Because he was argumentative and noisy, Mahsen Abdul Gawaii, a 39-year-old labourer from Yemen, was an unwelcome visitor at Faiz Khan’s lodging-house in Greaseborough Road, Sheffield. Finally Mr. Khan asked him not to come any more, but Gawaii turned up again on NOVEMBER 25th, 1956.

Trouble began when he switched on the radio and tuned in to an Arabic programme. The Pakistani lodgers asked him to switch to an English-language programme, but he refused to do so. And when Mr. Khan asked him to leave, Gawaii dragged him out into the garden.

A fight began in which he stabbed the landlord, who hit him on the head with a broom handle. Then a m?lée developed involving six of the lodgers, and one of them, Gail Hussain Shah, 29, was stabbed in the neck and died in the kitchen.
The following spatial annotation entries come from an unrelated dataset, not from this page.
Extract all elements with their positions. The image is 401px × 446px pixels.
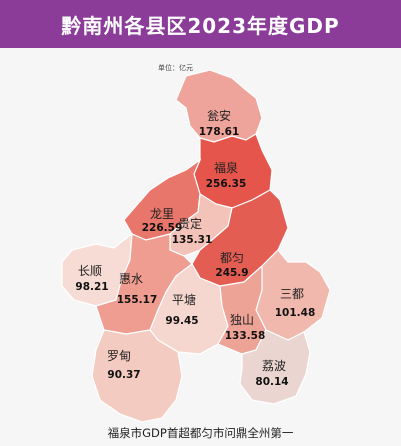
- unit-label: 单位：亿元: [158, 64, 193, 72]
- region-label-wengan: 瓮安: [207, 108, 231, 123]
- region-value-duyun: 245.9: [215, 267, 248, 279]
- region-label-longli: 龙里: [150, 207, 174, 221]
- region-value-libo: 80.14: [255, 376, 288, 388]
- region-label-guiding: 贵定: [178, 216, 202, 231]
- region-label-luodian: 罗甸: [107, 349, 131, 363]
- region-label-huishui: 惠水: [119, 272, 143, 286]
- title-bar: 黔南州各县区2023年度GDP: [0, 0, 401, 48]
- region-value-longli: 226.59: [142, 222, 183, 234]
- region-label-pingtang: 平塘: [172, 292, 196, 307]
- region-luodian[interactable]: [91, 329, 183, 423]
- region-value-fuquan: 256.35: [206, 178, 247, 190]
- region-label-libo: 荔波: [262, 359, 286, 373]
- footer-caption: 福泉市GDP首超都匀市问鼎全州第一: [107, 426, 294, 440]
- region-label-fuquan: 福泉: [214, 160, 238, 175]
- region-value-huishui: 155.17: [117, 294, 158, 306]
- region-value-luodian: 90.37: [107, 369, 140, 381]
- region-value-wengan: 178.61: [199, 126, 240, 138]
- page-title: 黔南州各县区2023年度GDP: [61, 13, 340, 38]
- region-label-duyun: 都匀: [220, 251, 244, 265]
- region-value-guiding: 135.31: [172, 234, 213, 246]
- region-value-pingtang: 99.45: [165, 315, 198, 327]
- region-label-sandu: 三都: [280, 287, 304, 301]
- region-libo[interactable]: [239, 329, 311, 405]
- region-label-changshun: 长顺: [78, 264, 102, 278]
- region-label-dushan: 独山: [230, 313, 254, 327]
- region-value-changshun: 98.21: [75, 281, 108, 293]
- region-value-sandu: 101.48: [275, 307, 316, 319]
- region-value-dushan: 133.58: [225, 330, 266, 342]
Gawaii was also injured, and he went to the police. But after the lodgers were questioned, he was charged with Shah’s murder and with assaulting Faiz Khan.

At his trial several lodgers said they had seen him stab Gail Shah, but Gawaii claimed he was a victim of mistaken identity. On March 16th, 1957, he was convicted of murder, but a reprieve followed and in 1966 he was deported after serving nine years in prison.